Look at it from the point of view of potential energy -- let a ball at the surface be zero potential, and thus ball at the bottom of the tank has maximum potential. Since gravity is a conservative force (meaning it doesn't matter the path taken between two endpoints when calculating that change in potential) we can see that taking a ball out of the top and hauling it around the outside of the water container and then pushing it up through a magic frictionless seal to the bottom of the tank is exactly equivalent* in terms of energy expended as simply taking a ball at the surface and pushing it down through the water to the bottom. Thus the contraption is equivalent to one where both sides of the conveyor belt -- the rising and falling -- are in the water. Hopefully now it's clear that any force that wants to make the balls rise is exactly equal to and cancels out the force required to dunk them again to return them to the bottom.

You can also reformulate it in terms of another potential energy problem, such as logs rolling down a hill. A log at the top of the hill is like a hollow ball at the bottom of the water. When released, it will roll down/float up until coming to rest at its zero potential at the bottom of the hill/surface of the water. Returning the log to the top of the hill is like putting the ball back on the bottom surface of the tank. The troll device for logs would therefore be a bunch of logs rolling down a hill, which pull on harnesses that turn a pulley at the top of the hill that raises logs from the bottom of the hill back up to the top. Or a ski lift with equal masses in all the chairs, up and down. Again it's apparent that whatever energy there is available from the masses descending is exactly counterbalanced by the energy required to ascend an equal number of those masses.
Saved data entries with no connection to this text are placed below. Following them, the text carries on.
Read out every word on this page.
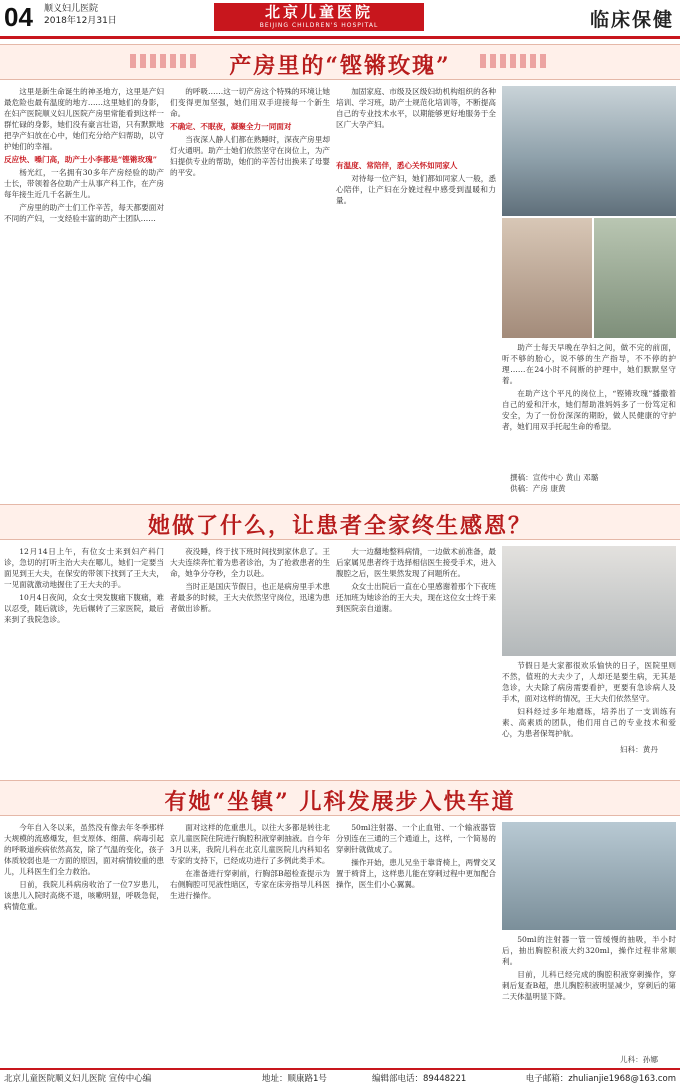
04 顺义妇儿医院
2018年12月31日	北京儿童医院
BEIJING CHILDREN'S HOSPITAL	临床保健
产房里的“铿锵玫瑰”

这里是新生命诞生的神圣地方，这里是产妇最危险也最有温度的地方……这里她们的身影，在妇产医院顺义妇儿医院产房里常能看到这样一群忙碌的身影，她们没有豪言壮语，只有默默地把孕产妇放在心中，她们充分给产妇帮助，以守护她们的幸福。

反应快、嗓门高，助产士小李都是“铿锵玫瑰”

杨光红，一名拥有30多年产房经验的助产士长，带领着各位助产士从事产科工作，在产房每年接生近几千名新生儿。

产房里的助产士们工作辛苦，每天都要面对不同的产妇，一支经验丰富的助产士团队……

的呼吸……这一切产房这个特殊的环境让她们变得更加坚强，她们用双手迎接每一个新生命。

不确定、不眠夜，凝聚全力一同面对

当夜深人静人们都在熟睡时，深夜产房里却灯火通明。助产士她们依然坚守在岗位上，为产妇提供专业的帮助，她们的辛苦付出换来了母婴的平安。

加固家庭、市级及区级妇幼机构组织的各种培训、学习班，助产士规范化培训等，不断提高自己的专业技术水平，以期能够更好地服务于全区广大孕产妇。

有温度、常陪伴，悉心关怀如同家人

对待每一位产妇，她们都如同家人一般，悉心陪伴，让产妇在分娩过程中感受到温暖和力量。

助产士每天早晚在孕妇之间，做不完的前面，听不够的胎心，说不够的生产指导，不不停的护理……在24小时不间断的护理中，她们默默坚守着。

在助产这个平凡的岗位上，“铿锵玫瑰”播撒着自己的爱和汗水，她们帮助准妈妈多了一份笃定和安全，为了一份份深深的期盼，做人民健康的守护者，她们用双手托起生命的希望。

撰稿：宣传中心 黄山 邓璐
供稿：产房 康黄
她做了什么，让患者全家终生感恩？

12月14日上午，有位女士来到妇产科门诊，急切的打听主治大夫在哪儿，她们一定要当面见到王大夫，在保安的带领下找到了王大夫，一见面就激动地握住了王大夫的手。

10月4日夜间，众女士突发腹痛下腹痛，难以忍受，随后就诊，先后辗转了三家医院，最后来到了我院急诊。

夜没睡，终于找下班时间找到家休息了。王大夫连续奔忙着为患者诊治，为了抢救患者的生命，她争分夺秒，全力以赴。

当时正是国庆节假日，也正是病房里手术患者最多的时候，王大夫依然坚守岗位，迅速为患者做出诊断。

大一边翻地整料病情，一边做术前准备，最后家属见患者终于选择相信医生接受手术，进入腹腔之后，医生果然发现了问题所在。

众女士出院后一直在心里感谢着那个下夜班还加班为她诊治的王大夫，现在这位女士终于来到医院亲自道谢。

节假日是大家都很欢乐愉快的日子，医院里则不然，值班的大夫少了，人却还是要生病，无其是急诊，大夫除了病房需要看护，更要有急诊病人及手术，面对这样的情况，王大夫们依然坚守。

妇科经过多年地磨练，培养出了一支训练有素、高素质的团队，他们用自己的专业技术和爱心，为患者保驾护航。

妇科：黄丹
有她“坐镇” 儿科发展步入快车道

今年自入冬以来，虽然没有像去年冬季那样大规模的流感爆发，但支原体、细菌、病毒引起的呼吸道疾病依然高发，除了气温的变化，孩子体质较弱也是一方面的原因，面对病情较重的患儿，儿科医生们全力救治。

日前，我院儿科病房收治了一位7岁患儿，该患儿入院时高烧不退，咳嗽明显，呼吸急促，病情危重。

面对这样的危重患儿，以往大多都是转往北京儿童医院住院进行胸腔积液穿刺抽液。自今年3月以来，我院儿科在北京儿童医院儿内科知名专家的支持下，已经成功进行了多例此类手术。

在准备进行穿刺前，行胸部B超检查提示为右侧胸腔可见液性暗区，专家在床旁指导儿科医生进行操作。

50ml注射器、一个止血钳、一个输液器管分别连在三通的三个通道上，这样，一个简易的穿刺针就做成了。

操作开始，患儿兄坐于靠背椅上，两臂交叉置于椅背上，这样患儿能在穿刺过程中更加配合操作，医生们小心翼翼。

50ml的注射器一管一管缓慢的抽吸，半小时后，抽出胸腔积液大约320ml，操作过程非常顺利。

目前，儿科已经完成的胸腔积液穿刺操作，穿刺后复查B超，患儿胸腔积液明显减少，穿刺后的第二天体温明显下降。

儿科：孙娜
北京儿童医院顺义妇儿医院 宣传中心编	地址：顺康路1号	编辑部电话：89448221	电子邮箱：zhulianjie1968@163.com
* Technically it's not the same as there is friction in the form of fluid damping when you push the ball through the water, but assume you push it slow enough that this is not an issue. Besides, the other route has friction as well, so let's say they are equal.
posted by Rhomboid at 8:02 PM on October 26, 2010


Back around 2003ish when I was living in Seattle, Sparks was all the rage within my circle of friends. Stuff gets you drunk, but you don't notice for a long time because you're too busy bouncing off the walls.
posted by zardoz at 9:09 PM on October 26, 2010


...occasionally bouncing into the wrong room, where everyone else notices that you are drunk.
posted by weapons-grade pandemonium at 9:24 PM on October 26, 2010


nebulawindphone: "And that's assuming no friction!"

Obligatory XKCD.

(Sardoz: Wrong thread?)
posted by brokkr at 1:56 AM on October 27, 2010 [1 favorite]


Yes, folks, sorry, wrong thread. Mods, can you delete me here?